Non tanto da Martina quanto dagli altri dirigenti del Pd. “Matteo Salvini e il Movimento 5 stelle non sono la stessa cosa perché Salvini è la destra estrema, reazionaria e pericolosa. Invece più della metà degli elettori dei 5 stelle erano nostri elettori fino a pochi mesi o anni fa”, ha detto nei giorni scorsi Dario Franceschini. “Per questo non dovremo chiudere completamente la porta” al Movimento 5 stelle, “ma abbiamo il dovere di mantenere uno spiraglio. C’è bisogno di fare emergere le contraddizioni in questo schieramento così improbabile”. In politica, ha aggiunto l’ex segretario del Pd, “esiste il contenimento del danno. Sapevamo chi era Salvini e dovevamo fare di tutto per non consegnargli il paese, per l’Italia e per l’Europa”.

 

Dopo le elezioni del 4 marzo, ha aggiunto Franceschini, “non dovevamo dire che c’erano due vincitori che dovevano governare insieme. Così abbiamo lavorato per spingere i Cinque stelle in braccio a Salvini. Dovevamo sederci a quel tavolo e cercare di strappargli i Cinque stelle”. Invece “abbiamo buttato l’Italia, uno dei fondatori dell’Europa, in mano a Salvini”. Franceschini non è l’unico.
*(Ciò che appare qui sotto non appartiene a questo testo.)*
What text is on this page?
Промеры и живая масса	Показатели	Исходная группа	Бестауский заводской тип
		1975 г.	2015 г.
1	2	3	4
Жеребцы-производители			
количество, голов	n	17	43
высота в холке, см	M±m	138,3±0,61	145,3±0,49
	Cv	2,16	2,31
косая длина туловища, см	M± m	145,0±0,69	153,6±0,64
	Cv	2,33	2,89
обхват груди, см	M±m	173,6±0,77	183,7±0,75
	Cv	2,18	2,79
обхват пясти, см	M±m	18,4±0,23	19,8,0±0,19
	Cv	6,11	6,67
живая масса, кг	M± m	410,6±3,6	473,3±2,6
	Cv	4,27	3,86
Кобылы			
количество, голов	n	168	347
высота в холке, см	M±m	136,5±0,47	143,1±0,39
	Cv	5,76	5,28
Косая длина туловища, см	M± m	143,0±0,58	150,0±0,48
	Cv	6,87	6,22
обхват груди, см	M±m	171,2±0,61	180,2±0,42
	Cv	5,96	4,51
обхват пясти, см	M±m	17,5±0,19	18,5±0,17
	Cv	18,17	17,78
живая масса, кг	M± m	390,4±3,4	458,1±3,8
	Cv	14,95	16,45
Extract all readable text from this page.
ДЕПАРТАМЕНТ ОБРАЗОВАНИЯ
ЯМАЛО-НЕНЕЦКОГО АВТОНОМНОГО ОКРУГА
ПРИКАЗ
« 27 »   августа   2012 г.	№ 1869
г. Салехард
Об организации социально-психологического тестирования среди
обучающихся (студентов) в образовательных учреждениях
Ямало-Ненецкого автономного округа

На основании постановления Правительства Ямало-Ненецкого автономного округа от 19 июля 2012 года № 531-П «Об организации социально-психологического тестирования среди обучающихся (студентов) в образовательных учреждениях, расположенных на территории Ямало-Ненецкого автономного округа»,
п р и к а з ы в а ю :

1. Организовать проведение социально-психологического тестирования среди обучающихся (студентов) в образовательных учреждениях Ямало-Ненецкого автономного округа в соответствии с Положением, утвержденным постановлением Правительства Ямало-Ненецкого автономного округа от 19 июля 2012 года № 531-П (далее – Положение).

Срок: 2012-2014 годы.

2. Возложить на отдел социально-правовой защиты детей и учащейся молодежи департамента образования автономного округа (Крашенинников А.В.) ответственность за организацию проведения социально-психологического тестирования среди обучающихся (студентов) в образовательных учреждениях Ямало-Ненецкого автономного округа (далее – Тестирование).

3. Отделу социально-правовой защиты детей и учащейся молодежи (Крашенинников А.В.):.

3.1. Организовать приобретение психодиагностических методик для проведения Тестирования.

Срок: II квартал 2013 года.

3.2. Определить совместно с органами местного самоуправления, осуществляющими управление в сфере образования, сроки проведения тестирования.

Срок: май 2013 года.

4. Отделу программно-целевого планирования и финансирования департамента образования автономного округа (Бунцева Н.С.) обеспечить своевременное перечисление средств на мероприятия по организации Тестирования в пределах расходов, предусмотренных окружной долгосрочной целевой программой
Anche secondo Andrea Orlando la strategia è separare il M5s dalla Lega. “Noi – ha detto a proposito del decreto retoricamente chiamato “dignità” da Di Maio – dobbiamo fare da sponda ai grillini quando fanno cose di sinistra, perché dobbiamo puntare a staccarli dalla Lega. E questo decreto incide negativamente sulla base sociale del Carroccio, perciò perché dovremmo cavargli le castagne dal fuoco dicendogli solo dei no?”. Michele Emiliano e Francesco Boccia hanno storicamente posizioni filogrilline, già ai tempi della nascita del governo si erano esposti pubblicamente per un accordo fra Pd e Cinque stelle organico e strutturato.

 

Adesso però, e qui sta la novità, anche tra i diversamente renziani c’è chi vorrebbe interloquire con il M5s. Come il capogruppo alla Camera Graziano Delrio, potenziale candidato al congresso del Pd. “Io penso che noi dobbiamo dialogare certamente con i 5 stelle, perché questo dialogo è utile al paese”, ha detto l’ex ministro dei Trasporti. “Con la Lega non ci sono le condizioni per un dialogo vero, sui provvedimenti. Con i 5 Stelle ci potrebbero essere. Ma dipende molto se loro non si schiacciano sulla Lega. Perché questo è il punto. Questo governo ormai ha un’agenda dettata continuamente dalle esternazioni, dalle promesse di Salvini”. Una parte del Pd dunque vorrebbe prendere il posto della Lega, prima che la Lega si allarghi troppo. “Ormai è ufficiale”, dice Giuliano da Empoli. “Il Pd non farà l’opposizione perché una parte dei suoi dirigenti ritiene che dovrebbe allearsi con il principale partito di governo – e lo dichiara apertamente. Good night and good luck”. Aggiunge lo scrittore vicino a Matteo Renzi: “Mi pare evidente che in Italia esista l’immensa, insoddisfatta domanda di un’opposizione implacabile che sia anche in grado di costruire un’alternativa credibile al governo dei trumpisti allo sbaraglio, mentre non mi sembra che ci sia alcuna domanda – o spazio politico – per una stampella cattocomunista all’algoritmo grillino”.

 

Dopo l’estate l’argomento entrerà nel dibattito pubblico del Pd più o meno pronto a celebrare il nuovo Congresso (si terrà entro le europee ma non prima della fine del 2018). Sarà insomma materia congressuale e le candidature potrebbero anche rispecchiare due linee contrapposte sul tema. A quel punto diventerebbe un duello tra chi è a favore del dialogo con il M5s e chi è contro. Se però l’incontro dovesse concretizzarsi, il Pd rischierebbe di ricoprire il ruolo del M5s di oggi, che va a rimorchio della Lega, inseguendolo nella gara a chi la spara più grossa. E il partito di Grillo e Casaleggio non vede l’ora di uscire dallo stato di subalternità politica in cui s’è infilato da quando è nato il governo Conte.

  • David Allegranti
  • David Allegranti, fiorentino, 1984. Al Foglio si occupa di politica. In redazione dal 2016. È diventato giornalista professionista al Corriere Fiorentino. Ha scritto per Vanity Fair e per Panorama. Ha lavorato in tv, a Gazebo (RaiTre) e La Gabbia (La7). Ha scritto cinque libri: Matteo Renzi, il rottamatore del Pd (2011, Vallecchi), The Boy (2014, Marsilio), Siena Brucia (2015, Laterza), Matteo Le Pen (2016, Fandango), Come si diventa leghisti (2019, Utet). Interista. Premio Ghinetti giovani 2012. Nel 2020 ha vinto il premio Biagio Agnes categoria Under 40. Su Twitter è @davidallegranti.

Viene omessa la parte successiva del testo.